Mixxx comes with the following features:
- Two to four simulated turntables are available (with two turntables available being the default when Mixxx is launched)
- Four sampler decks are available, not enabled by default.
- Two preview decks (only available when two turntables are active, instead of four), not enabled by default.
- Vinyl simulation is either Serato, Traktor or MixVibes style, and scratching is done with a DJ controller (simulating a turntable) or a mouse.
- Skinned themes with different control positions. Default here is called Late Night and resembles the Emulator 2 product.
- Ability to broadcast live through a Internet stream
- Ability to record mixes
- Configurable repository of music
For this configuration, I have two virtual turntables configured Serato style for turntablism, four samplers for adding looping beats to the mix, and a repository of music stored on the hard drive.
Freesound.org and ccmixter.org are two websites I like to visit for audio samples to use.
Archive.org has a large repository of music as well as audio clips. Think of archive.org as the public library on the Internet where you can access most anything that can be found on the Internet. (I have accounts with all three sources.)
Attention K-Mart Shoppers!
If you have ever been in a K-Mart back in the 1970s through 1990s, much of the background heard in the store can be found at https://archive.org/details/attentionkmartshoppers.
These digitized tapes average two hours in length, and is best downloaded to your local machine rather than streamed (especially if you have a low bandwidth connection). Downloading allows you to enhance the music for better enjoyment, as well as divide the track into individual tracks you can play separately.
Also, the licensing of the taped to K-Mart called for destruction of the tape after the time period for which the playback tape was assigned had expired. Thankfully, this directive was not followed, or the music would not be available for our enjoyment today.

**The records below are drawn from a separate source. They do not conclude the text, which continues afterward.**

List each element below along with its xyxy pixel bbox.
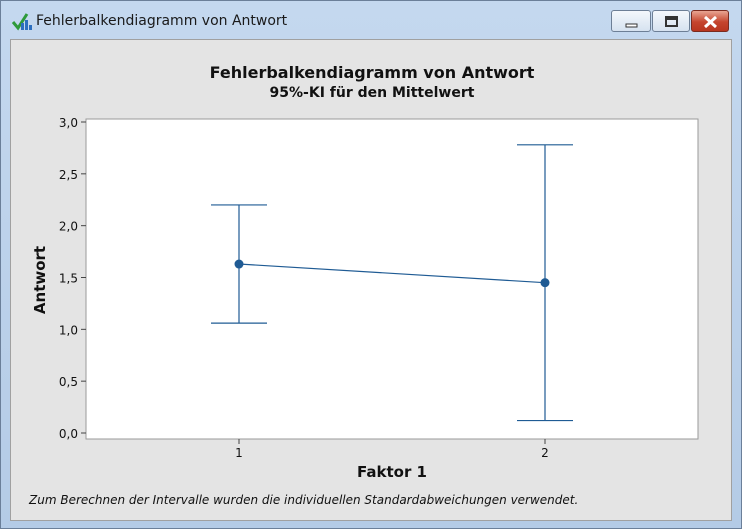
maximize-button[interactable] (652, 10, 690, 32)
window-title: Fehlerbalkendiagramm von Antwort (36, 13, 288, 29)
close-button[interactable] (691, 10, 729, 32)
x-axis-label: Faktor 1 (357, 463, 427, 481)
mean-point (234, 259, 244, 269)
minitab-graph-icon (11, 12, 33, 32)
y-axis-label: Antwort (31, 246, 49, 314)
y-tick-label: 1,5 (59, 272, 78, 286)
y-axis: 0,0 0,5 1,0 1,5 2,0 2,5 3,0 (59, 116, 86, 441)
mean-connect-line (238, 263, 546, 284)
maximize-icon (665, 16, 678, 27)
plot-background (85, 118, 699, 440)
footnote: Zum Berechnen der Intervalle wurden die … (29, 493, 579, 507)
y-tick-label: 3,0 (59, 116, 78, 130)
series-marks (211, 144, 573, 422)
minimize-button[interactable] (611, 10, 651, 32)
y-tick-label: 0,0 (59, 427, 78, 441)
chart-area: Fehlerbalkendiagramm von Antwort 95%-KI … (10, 39, 732, 521)
x-tick-label: 2 (541, 446, 549, 460)
close-icon (703, 15, 718, 29)
chart-title: Fehlerbalkendiagramm von Antwort (209, 63, 535, 82)
y-tick-label: 0,5 (59, 375, 78, 389)
mean-point (540, 278, 550, 288)
y-tick-label: 1,0 (59, 323, 78, 337)
y-tick-label: 2,5 (59, 168, 78, 182)
y-tick-label: 2,0 (59, 220, 78, 234)
minimize-icon (625, 23, 638, 28)
x-tick-label: 1 (235, 446, 243, 460)
chart-subtitle: 95%-KI für den Mittelwert (269, 85, 475, 101)
title-bar[interactable]: Fehlerbalkendiagramm von Antwort (1, 1, 741, 41)
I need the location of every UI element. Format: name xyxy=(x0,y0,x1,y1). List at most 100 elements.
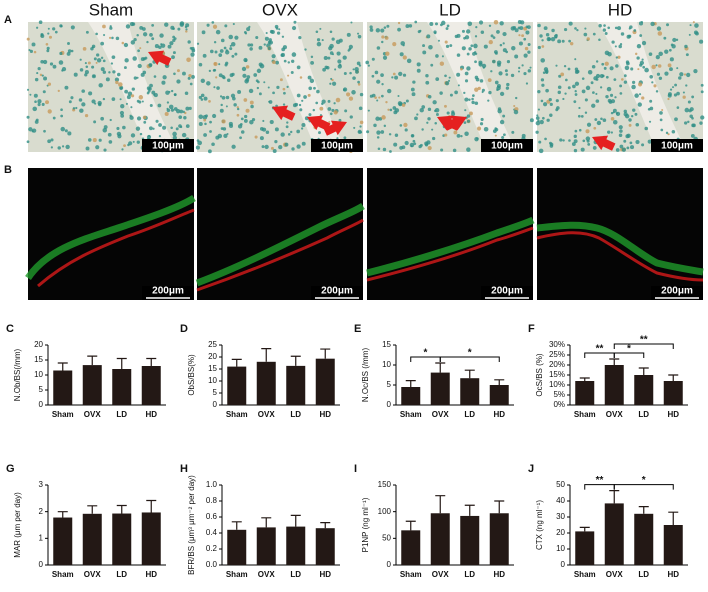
cell xyxy=(241,66,247,72)
cell xyxy=(574,81,580,86)
column-title: OVX xyxy=(262,0,298,19)
cell xyxy=(40,59,44,64)
cell xyxy=(187,76,191,80)
cell xyxy=(136,99,140,103)
cell xyxy=(349,115,353,119)
cell xyxy=(87,61,91,65)
cell xyxy=(290,71,294,74)
cell xyxy=(375,28,381,33)
cell xyxy=(651,64,656,70)
y-tick-label: 20 xyxy=(34,340,43,349)
cell xyxy=(195,145,200,150)
cell xyxy=(263,43,266,46)
fluorescence-image: 200μm xyxy=(25,168,196,300)
cell xyxy=(130,106,133,109)
cell xyxy=(45,100,49,105)
scale-label: 200μm xyxy=(491,286,523,297)
cell xyxy=(348,47,352,51)
cell xyxy=(351,90,356,95)
bar xyxy=(401,530,421,565)
cell xyxy=(91,99,96,104)
cell xyxy=(152,127,155,130)
cell xyxy=(301,141,306,146)
scale-label: 200μm xyxy=(321,286,353,297)
cell xyxy=(79,58,82,61)
cell xyxy=(614,26,618,30)
cell xyxy=(31,42,36,47)
cell xyxy=(377,147,381,150)
cell xyxy=(246,27,251,32)
cell xyxy=(494,134,497,137)
bar xyxy=(315,358,335,405)
cell xyxy=(78,98,83,102)
cell xyxy=(411,134,414,138)
cell xyxy=(385,100,388,104)
cell xyxy=(57,89,60,93)
cell xyxy=(308,86,313,91)
cell xyxy=(186,57,191,63)
scale-bar xyxy=(142,286,194,300)
y-tick-label: 20 xyxy=(556,528,565,537)
cell xyxy=(267,86,270,89)
cell xyxy=(259,127,264,131)
cell xyxy=(219,49,224,53)
cell xyxy=(502,114,506,118)
cell xyxy=(96,58,102,63)
cell xyxy=(203,118,207,122)
bar xyxy=(604,365,624,405)
cell xyxy=(269,119,274,125)
cell xyxy=(440,148,444,152)
cell xyxy=(419,107,424,113)
cell xyxy=(479,122,484,126)
cell xyxy=(36,26,39,29)
cell xyxy=(282,87,286,91)
cell xyxy=(161,80,166,85)
cell xyxy=(108,71,111,74)
cell xyxy=(221,75,225,79)
cell xyxy=(666,23,670,27)
error-bar xyxy=(405,380,416,387)
cell xyxy=(449,93,453,97)
cell xyxy=(635,52,638,56)
scale-label: 100μm xyxy=(152,141,184,152)
cell xyxy=(47,109,52,114)
x-tick-label: OVX xyxy=(606,410,624,419)
arrow xyxy=(443,115,467,131)
cell xyxy=(525,82,529,85)
cell xyxy=(478,20,484,25)
cell xyxy=(159,33,164,38)
cell xyxy=(383,124,387,128)
cell xyxy=(172,135,177,140)
cell xyxy=(367,109,370,112)
scale-label: 100μm xyxy=(491,141,523,152)
cell xyxy=(158,123,162,127)
cell xyxy=(367,64,370,67)
cell xyxy=(585,129,590,134)
bar xyxy=(112,369,132,405)
cell xyxy=(75,106,78,110)
cell xyxy=(114,77,120,82)
cell xyxy=(573,100,577,104)
cell xyxy=(219,95,223,98)
cell xyxy=(591,64,596,69)
cell xyxy=(255,79,259,83)
red-label xyxy=(37,208,195,288)
cell xyxy=(213,61,218,67)
cell xyxy=(629,145,635,150)
cell xyxy=(172,131,177,137)
cell xyxy=(480,117,484,121)
cell xyxy=(655,90,659,93)
panel-label: C xyxy=(6,323,14,335)
cell xyxy=(85,30,89,34)
cell xyxy=(604,61,609,66)
cell xyxy=(537,45,541,50)
cell xyxy=(689,107,694,112)
cell xyxy=(615,64,619,68)
cell xyxy=(310,55,314,59)
cell xyxy=(369,28,374,32)
cell xyxy=(357,83,361,86)
y-tick-label: 0 xyxy=(213,400,218,409)
cell xyxy=(119,110,125,116)
cell xyxy=(283,59,287,63)
cell xyxy=(460,135,463,138)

Also included in this collection is a single tape (digitized from a reel to reel tape deck instead of cassettes from this collection) from 1973 which starts with the classic K-Mart jingle at that time. The music on this tape is the same type of music heard on the Seeburg 1000, whereas tapes produced in the 1980s and 1990s contained popular music of that era. There is also a Christmas 1978 tape containing the standard K-Mart advertising spots as well as special messages such as "Security to Section 3 please" designed to deter shoplifting.
Seeburg 1000 Update
Shortly after I wrote the last article, seeburg1000.com upgraded its servers and again changed the access URL to http://126.96.36.199:8351/stream.
The best way to keep up with the changes is to go to seeburg1000.com, click on Click to Play, then where it says Click on your favorite media player's logo, click on the first icon (representing Winamp), and allow your web browser to download playlist.pls and then launch the media player assigned to your web browser.

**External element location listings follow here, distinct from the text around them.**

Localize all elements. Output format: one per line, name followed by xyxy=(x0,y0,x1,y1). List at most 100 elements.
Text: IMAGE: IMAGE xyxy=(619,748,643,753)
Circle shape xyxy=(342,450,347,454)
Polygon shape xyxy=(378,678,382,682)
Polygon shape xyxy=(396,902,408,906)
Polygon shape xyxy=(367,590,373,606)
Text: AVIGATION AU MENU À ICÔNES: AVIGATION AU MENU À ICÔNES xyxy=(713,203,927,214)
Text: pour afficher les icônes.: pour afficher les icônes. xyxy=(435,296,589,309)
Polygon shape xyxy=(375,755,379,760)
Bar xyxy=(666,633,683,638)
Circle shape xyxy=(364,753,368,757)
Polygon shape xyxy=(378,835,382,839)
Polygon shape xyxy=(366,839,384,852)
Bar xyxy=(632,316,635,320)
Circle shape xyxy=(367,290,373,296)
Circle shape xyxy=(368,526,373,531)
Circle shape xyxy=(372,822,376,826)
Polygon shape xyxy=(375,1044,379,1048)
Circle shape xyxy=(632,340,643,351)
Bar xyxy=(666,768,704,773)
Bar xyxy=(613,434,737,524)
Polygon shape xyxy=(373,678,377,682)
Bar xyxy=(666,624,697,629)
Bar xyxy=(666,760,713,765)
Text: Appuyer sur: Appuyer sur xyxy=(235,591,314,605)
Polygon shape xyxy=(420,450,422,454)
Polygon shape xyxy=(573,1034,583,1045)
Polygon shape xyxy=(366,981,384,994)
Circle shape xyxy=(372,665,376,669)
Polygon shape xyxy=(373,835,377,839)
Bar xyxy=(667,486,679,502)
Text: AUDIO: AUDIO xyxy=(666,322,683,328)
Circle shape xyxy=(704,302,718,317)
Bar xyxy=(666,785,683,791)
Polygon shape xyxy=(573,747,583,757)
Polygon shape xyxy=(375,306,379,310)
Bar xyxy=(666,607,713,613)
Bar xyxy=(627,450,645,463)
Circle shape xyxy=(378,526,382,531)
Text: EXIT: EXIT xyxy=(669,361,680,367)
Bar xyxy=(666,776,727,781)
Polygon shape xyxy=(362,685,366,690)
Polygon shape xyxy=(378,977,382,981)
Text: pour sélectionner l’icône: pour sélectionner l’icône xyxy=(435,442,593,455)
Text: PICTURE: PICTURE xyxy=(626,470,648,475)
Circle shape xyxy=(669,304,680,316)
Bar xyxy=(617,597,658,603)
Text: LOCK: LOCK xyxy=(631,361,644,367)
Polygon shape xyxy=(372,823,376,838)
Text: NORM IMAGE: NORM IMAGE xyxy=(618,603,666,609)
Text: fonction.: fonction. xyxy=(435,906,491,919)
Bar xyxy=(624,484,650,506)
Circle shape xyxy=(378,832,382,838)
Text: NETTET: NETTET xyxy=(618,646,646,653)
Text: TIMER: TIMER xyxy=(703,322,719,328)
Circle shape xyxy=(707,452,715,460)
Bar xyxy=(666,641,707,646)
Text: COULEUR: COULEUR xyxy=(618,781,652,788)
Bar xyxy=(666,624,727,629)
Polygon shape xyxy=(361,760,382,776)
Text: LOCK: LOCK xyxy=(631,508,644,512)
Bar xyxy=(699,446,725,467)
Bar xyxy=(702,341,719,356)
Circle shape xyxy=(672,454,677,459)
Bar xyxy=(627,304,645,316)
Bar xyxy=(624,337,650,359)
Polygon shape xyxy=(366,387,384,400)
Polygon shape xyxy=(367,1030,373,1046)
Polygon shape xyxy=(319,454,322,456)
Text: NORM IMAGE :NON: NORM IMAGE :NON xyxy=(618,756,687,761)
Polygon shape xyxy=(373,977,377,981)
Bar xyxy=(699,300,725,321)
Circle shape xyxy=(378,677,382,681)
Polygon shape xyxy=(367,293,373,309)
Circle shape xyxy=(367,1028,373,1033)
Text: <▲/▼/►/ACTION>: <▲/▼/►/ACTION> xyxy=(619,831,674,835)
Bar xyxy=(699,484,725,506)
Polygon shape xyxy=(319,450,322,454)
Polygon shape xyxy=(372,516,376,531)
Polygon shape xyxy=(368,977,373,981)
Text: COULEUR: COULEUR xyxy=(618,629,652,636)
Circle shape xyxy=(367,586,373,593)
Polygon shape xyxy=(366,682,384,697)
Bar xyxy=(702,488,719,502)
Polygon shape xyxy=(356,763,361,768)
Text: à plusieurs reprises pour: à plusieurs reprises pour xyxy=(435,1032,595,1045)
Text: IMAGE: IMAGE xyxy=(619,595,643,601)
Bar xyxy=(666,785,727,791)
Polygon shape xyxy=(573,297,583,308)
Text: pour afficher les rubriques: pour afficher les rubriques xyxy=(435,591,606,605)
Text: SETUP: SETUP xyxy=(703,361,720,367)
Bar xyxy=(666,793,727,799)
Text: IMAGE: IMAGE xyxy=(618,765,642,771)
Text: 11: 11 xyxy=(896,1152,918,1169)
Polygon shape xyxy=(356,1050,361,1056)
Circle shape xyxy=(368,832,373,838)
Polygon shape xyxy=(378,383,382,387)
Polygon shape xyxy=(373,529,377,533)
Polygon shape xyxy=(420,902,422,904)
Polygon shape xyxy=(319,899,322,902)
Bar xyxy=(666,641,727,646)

For the official PCLinuxOS releases, that default player is Clementine.
Like PCLinuxOS itself, their online store, http://seeburg1000.bigcartel.com/ has merchandise for purchase, of which proceeds fund the operation of the website and the playback of the music library. Merchandise includes apparel, CDs, and a vinyl record of Seeburg music.
Seeburg1000.com merchandise can also be found on eBay for purchase. If you are lucky enough, there might be a real Seeburg 1000 machine for sale.
The website located at http://www.nixiebunny.com/seeburg/ contains 10MB files of digitized Seeburg records available in MP3 format. The files here represent a small sample of what was available for the Seeburg 1000.
The aforementioned sources are some of the music vaporwave artists used as the base for their creations. In theory, most any music ever recorded was fair game for this practice.
The experiments I worked with for this article go beyond the concepts of vaporwave and house music. Once you start using these tools for audio file manipulation, imagine the possibilities of what you can do.